At the risk of sounding cheesy, there are books that leave footprints across my soul – books that touch the broken pieces and heal the inner wounds that haunt. The Art of Falling by Kathryn Craft is one of those books. Eloquent. Beautiful. Exquisite. I am a better person for having read this book.
Penelope Sparrow only wanted to dance. After a traumatic fall from the balcony of her high rise apartment, she wakes partially paralyzed in a hospital bed and everything she ever wanted begins to fade away. Amnesia, friend or foe, prevents Penelope from remembering what caused her fall in the first place. With intense physical therapy, Penelope is able to walk and move once again… but the movement of dance isn’t welcome. Memories of rejection begin to replace the amnesia-void and Penelope isn’t eager to walk back into the dancing community. She rejects her hunger for movement, her creative thirst, and her dance cravings.
“It also hurts me, you know. To watch you suffer… you’re starving… you’ve got to find a way to feed yourself.”‘
When everything in Penelope’s life comes crashing down again, she learns to once again embrace the movement of true love, forgiveness, and hope. She learns the importance of feeding her body and soul and finds the courage to embrace the “divinity” of her creative talent… and she learns to value her expression whether the impact be, big or small.
Dancers and human beings alike all have their own metaphorical balconies. The plunge into the dark emotional void paralyzes desires to create and love and express the art of the soul. We strap ourselves to our “I-give-up-hospital-beds” and refuse to accept the rejection we feel in our lives. Fear of rejection, anxiety that we are not good enough, and the constant stress that we don’t have enough time, prevents us from embracing the expression of our souls. And at times, we jump while screaming into the wild void that “I will never create again.” We paralyze the soul, bruise the heart, and destroy dreams.

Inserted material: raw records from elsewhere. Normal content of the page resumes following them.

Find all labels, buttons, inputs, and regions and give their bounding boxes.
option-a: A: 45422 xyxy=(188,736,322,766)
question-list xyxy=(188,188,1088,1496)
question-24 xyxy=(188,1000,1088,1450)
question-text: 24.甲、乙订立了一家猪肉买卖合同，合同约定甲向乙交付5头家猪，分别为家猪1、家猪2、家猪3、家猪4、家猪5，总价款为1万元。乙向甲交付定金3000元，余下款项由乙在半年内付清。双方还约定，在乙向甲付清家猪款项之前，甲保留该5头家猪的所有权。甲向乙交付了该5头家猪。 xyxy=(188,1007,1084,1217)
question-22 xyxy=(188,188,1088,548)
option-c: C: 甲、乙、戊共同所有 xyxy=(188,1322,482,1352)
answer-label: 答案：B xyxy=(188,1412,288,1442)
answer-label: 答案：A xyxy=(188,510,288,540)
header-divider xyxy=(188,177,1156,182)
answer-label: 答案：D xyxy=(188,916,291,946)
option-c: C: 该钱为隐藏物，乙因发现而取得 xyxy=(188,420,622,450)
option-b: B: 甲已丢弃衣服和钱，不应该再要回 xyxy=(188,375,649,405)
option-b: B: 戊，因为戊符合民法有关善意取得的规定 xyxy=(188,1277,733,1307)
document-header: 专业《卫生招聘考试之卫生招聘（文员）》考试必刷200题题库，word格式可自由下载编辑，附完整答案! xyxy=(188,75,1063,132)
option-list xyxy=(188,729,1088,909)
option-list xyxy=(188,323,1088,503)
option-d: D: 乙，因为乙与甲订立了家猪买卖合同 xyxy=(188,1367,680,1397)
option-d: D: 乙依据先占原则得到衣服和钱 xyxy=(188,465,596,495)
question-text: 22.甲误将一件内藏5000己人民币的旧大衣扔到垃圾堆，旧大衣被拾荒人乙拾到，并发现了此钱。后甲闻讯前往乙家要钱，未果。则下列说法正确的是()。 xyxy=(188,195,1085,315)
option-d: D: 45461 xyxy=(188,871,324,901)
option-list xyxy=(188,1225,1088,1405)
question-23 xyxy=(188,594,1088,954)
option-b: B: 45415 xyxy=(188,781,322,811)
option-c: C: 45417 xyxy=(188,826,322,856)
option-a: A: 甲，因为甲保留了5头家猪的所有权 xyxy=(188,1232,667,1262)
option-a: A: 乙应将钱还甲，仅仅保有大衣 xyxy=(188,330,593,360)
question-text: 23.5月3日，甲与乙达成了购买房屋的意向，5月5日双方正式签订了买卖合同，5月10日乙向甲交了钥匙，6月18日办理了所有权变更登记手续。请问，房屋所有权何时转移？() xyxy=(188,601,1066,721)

Kathryn Craft and Penelope Sparrow helped me realize that jumping into the “emotional void” isn’t healthy. It blocks my expression and cuts me off from God. The Art of Falling gave me the courage to embrace the vulnerability a little more and to avoid my metaphorical balcony. To live is to create and love and express the language of our souls.
“… and because there is only one of you in all time, this expression is unique. And if you block it, it will never exist through any other medium and be lost.”